SINGAPORE (Dec 10): The Monetary Authority of Singapore (MAS) and Singapore Exchange Regulation (SGX RegCo) have barred Noble Group from transferring its listing status to New Noble as part of its restructuring process. This comes after a “careful review” of the findings to-date from the ongoing investigations into the commodities trader and its Singapore-incorporated subsidiary Noble Resources International (NRI).
According to a joint statement by MAS, the Commercial Affairs Department (CAD) and SGX RegCo, the decision to block the New Noble listing arose from doubts about New Noble’s expected net asset value (NAV), specifically that it was potentially inflated.
In response, Noble is considering filing for insolvency in the UK, according to sources quoted by Bloomberg. This would entail the company going into administration there.
Iceberg Research, the first public critic of Noble, appears to welcome the latest developments. “There won’t be a Titanic 2 sequel after all,” it says in a Dec 6 tweet.
“It is clear that Singapore’s authorities are now serious and dedicated to seeking justice for Singapore’s investors and protecting her financial markets,” says Michael Dee, former CEO of Morgan Stanley’s business in Southeast Asia and a former senior managing director at Temasek Holdings.
Another critic, Alex Turnbull, managing partner of Keshik Capital and the son of former Australian prime minister Malcolm Turnbull, tells The Edge Singapore: “About damn time basically.”
Authorities in Singapore are investigating Noble for allegedly having made false and misleading statements, and breaching disclosure requirements under the Securities and Futures Act (SFA).
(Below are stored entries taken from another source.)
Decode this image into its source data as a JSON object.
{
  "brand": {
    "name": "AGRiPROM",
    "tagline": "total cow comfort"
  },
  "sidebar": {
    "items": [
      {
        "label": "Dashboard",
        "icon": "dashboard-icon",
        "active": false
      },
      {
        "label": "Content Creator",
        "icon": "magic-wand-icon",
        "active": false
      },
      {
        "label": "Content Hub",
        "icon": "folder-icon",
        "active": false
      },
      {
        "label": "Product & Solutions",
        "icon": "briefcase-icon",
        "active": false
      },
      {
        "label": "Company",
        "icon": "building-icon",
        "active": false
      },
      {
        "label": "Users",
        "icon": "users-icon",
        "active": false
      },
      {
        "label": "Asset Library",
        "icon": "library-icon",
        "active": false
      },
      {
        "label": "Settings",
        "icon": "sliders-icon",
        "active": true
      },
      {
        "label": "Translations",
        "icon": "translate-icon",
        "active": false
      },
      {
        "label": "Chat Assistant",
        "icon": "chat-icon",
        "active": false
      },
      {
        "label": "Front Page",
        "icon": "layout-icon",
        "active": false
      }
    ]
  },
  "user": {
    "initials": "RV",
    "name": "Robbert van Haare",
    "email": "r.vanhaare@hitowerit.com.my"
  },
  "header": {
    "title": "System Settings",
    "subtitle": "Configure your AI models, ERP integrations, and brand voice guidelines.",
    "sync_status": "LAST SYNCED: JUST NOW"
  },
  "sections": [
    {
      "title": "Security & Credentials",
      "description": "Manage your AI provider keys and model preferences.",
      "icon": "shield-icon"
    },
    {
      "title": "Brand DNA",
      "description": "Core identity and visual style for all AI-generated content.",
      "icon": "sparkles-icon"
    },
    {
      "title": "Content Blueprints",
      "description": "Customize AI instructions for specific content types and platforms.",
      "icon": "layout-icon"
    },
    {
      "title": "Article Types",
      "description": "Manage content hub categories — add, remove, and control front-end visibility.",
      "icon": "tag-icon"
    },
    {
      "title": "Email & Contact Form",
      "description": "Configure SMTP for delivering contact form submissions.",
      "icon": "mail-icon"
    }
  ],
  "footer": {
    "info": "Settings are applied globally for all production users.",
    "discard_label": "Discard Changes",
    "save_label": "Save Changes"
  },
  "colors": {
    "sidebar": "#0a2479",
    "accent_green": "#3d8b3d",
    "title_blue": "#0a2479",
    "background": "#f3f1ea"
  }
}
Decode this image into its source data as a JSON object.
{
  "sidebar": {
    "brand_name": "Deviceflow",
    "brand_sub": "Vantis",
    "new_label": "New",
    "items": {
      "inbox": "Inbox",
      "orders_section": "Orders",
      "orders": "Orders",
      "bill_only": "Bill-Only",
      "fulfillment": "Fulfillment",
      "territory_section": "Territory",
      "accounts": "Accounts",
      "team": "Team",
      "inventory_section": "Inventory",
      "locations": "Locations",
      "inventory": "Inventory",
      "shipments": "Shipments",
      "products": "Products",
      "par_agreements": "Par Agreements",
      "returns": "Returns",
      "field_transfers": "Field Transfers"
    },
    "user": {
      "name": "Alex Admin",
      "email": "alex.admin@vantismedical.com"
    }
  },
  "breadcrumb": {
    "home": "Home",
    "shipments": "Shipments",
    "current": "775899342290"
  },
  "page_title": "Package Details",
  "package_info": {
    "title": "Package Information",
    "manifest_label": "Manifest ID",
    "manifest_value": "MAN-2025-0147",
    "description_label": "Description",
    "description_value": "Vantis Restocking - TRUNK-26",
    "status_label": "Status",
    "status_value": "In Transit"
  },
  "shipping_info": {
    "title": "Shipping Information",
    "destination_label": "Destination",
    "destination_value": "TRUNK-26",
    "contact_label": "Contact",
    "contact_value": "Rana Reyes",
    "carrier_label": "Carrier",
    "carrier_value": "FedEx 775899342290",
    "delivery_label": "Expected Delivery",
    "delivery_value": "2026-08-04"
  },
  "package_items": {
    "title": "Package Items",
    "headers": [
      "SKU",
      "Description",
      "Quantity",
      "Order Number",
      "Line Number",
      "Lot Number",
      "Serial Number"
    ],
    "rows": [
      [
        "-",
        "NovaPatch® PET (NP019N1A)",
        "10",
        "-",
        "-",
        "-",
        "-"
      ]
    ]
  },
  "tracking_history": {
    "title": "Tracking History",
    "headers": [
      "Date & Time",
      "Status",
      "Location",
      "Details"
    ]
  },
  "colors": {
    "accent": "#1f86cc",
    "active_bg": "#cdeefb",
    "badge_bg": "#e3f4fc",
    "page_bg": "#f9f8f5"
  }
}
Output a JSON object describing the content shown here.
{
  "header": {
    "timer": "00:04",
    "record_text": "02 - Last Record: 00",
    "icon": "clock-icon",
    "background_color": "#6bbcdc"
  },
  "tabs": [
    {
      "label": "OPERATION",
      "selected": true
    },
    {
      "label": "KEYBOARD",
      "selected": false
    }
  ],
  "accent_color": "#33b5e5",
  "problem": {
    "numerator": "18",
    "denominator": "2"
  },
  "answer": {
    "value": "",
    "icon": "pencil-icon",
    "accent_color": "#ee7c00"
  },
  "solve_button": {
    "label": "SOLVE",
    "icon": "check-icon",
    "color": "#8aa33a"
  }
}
The Accounting and Corporate Regulatory Authority (ACRA) is probing NRI for potential non-compliance with accounting standards under Section 201 of the Companies Act.
The authorities also noted that, after investigations started, Noble submitted a set of simulated financial statements to SGX RegCo that took into consideration the potential non-compliance with accounting standards as highlighted by ACRA in its letter to NRI dated Nov 20.
Those statements showed that, for the financial year ended Dec 31, 2017, New Noble’s NAV would be about 40% lower. Similarly, the NAV for the first quarter ended March 31 would be 45% lower. These adjustments are on top of the write-downs of more than US$2 billion made by Noble in FY2017, the authorities say. By comparison, Noble reported negative NAV of US$805.1 million as at end-FY2017 and US$906.4 million as at end-1QFY2018.
CAD and MAS are looking into other relevant areas in connection with the preparation and disclosure of Noble’s financial statements, including the valuation of commodity contracts and other related assets. “The findings arising from these investigations could potentially lead to a further erosion of New Noble’s NAV,” the regulators say in a statement. “It would be imprudent to allow the re-listing as investors will not be able to trade in New Noble’s shares on an informed basis.”
The Edge Singapore understands that investigations will go beyond Noble and NRI. Already, EY (Singapore)’s audit work on NRI for the financial years 2012 to 2016 is currently being inspected by ACRA. Key individuals, including Noble’s past and current board of directors and senior management, could also be brought in to assist in the investigations.
Noble’s troubles began in early 2015 when Iceberg Research put out a series of scathing reports on the company. Iceberg alleged that Noble used accounting loopholes, or aggressive accounting, in every component of its financials, including its income statement, balance sheet and cash flows. Iceberg also alleged that Noble routinely exploited the accounting treatment of its associates to avoid large impairments and to fabricate profits.